You will notice that the basis of the cake, without the apples, consists of the same quantity of four ingredients. In French, this base is also called a "quatre quarts" (four quarters). If you want to make a bigger or smaller cake, use any quantity you like, as long as they remain equal (weigh the eggs in their shells). The only ingredient you can use a bit less of is sugar.
A quatre quarts base can be used plain, without the apple, with grated lemon or orange zest and a teeny bit of juice, with caraway seeds, with a tablespoon of rum, a handful of ground almonds, your imagination is the limit, to make a whole host of different variations.

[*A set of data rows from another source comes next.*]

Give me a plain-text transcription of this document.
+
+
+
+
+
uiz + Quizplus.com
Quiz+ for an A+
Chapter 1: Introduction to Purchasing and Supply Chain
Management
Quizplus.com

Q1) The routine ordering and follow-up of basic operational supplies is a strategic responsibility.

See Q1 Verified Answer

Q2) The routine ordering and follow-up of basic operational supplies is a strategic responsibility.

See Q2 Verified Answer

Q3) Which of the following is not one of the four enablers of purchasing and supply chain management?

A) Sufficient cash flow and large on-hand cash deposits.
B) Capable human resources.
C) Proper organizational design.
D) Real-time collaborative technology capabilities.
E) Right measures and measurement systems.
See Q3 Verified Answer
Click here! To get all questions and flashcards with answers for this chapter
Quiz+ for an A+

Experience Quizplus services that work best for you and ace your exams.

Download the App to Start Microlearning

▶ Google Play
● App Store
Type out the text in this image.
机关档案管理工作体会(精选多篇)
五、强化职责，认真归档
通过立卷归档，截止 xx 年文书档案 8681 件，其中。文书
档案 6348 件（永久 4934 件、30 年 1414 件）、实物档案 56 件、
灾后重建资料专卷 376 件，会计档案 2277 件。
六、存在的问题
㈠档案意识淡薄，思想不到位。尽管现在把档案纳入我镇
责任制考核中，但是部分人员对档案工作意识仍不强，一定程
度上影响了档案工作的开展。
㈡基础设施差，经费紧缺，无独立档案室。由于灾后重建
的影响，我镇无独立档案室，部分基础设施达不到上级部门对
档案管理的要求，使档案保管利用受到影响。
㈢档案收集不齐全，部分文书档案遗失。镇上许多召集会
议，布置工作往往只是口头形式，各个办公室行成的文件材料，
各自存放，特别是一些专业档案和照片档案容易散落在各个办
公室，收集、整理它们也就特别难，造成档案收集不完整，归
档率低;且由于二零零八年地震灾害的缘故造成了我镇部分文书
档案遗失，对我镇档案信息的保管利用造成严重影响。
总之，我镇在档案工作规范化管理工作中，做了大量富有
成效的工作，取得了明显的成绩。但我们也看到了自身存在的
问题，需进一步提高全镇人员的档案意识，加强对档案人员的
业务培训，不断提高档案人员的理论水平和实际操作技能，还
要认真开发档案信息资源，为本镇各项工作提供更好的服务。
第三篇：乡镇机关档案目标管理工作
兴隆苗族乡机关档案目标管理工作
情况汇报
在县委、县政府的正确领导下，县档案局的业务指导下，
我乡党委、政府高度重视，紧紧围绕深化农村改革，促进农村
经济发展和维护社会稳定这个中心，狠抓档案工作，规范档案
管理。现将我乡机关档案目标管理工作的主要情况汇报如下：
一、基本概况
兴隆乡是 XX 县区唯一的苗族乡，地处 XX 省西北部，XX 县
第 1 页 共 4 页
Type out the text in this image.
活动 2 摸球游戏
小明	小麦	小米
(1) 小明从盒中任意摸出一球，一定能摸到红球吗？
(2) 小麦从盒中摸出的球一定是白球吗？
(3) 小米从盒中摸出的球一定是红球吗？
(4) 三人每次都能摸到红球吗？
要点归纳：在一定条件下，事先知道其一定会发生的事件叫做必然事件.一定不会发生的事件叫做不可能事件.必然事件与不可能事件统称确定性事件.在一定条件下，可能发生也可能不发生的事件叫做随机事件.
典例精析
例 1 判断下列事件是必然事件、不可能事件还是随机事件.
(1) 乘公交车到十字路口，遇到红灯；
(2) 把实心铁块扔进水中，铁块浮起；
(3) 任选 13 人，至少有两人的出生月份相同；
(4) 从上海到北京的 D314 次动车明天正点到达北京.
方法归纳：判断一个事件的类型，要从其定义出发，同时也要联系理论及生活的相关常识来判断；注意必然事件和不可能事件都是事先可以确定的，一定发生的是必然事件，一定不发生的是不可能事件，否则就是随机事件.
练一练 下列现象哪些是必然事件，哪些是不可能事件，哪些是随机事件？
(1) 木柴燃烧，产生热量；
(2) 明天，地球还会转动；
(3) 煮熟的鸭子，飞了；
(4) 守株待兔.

I like to bake it in a bread tin, rectangular rather than round. It makes cutting slices so much easier and the slices cut this way are simpler to pack in a lunchbox for instance than the triangular shaped slice cut from a round cake.
Bon appétit.
*There is an expression "Haut comme trois pommes" which is used affectionately, most usually of children, who are not yet very tall (literally "as tall as three apples").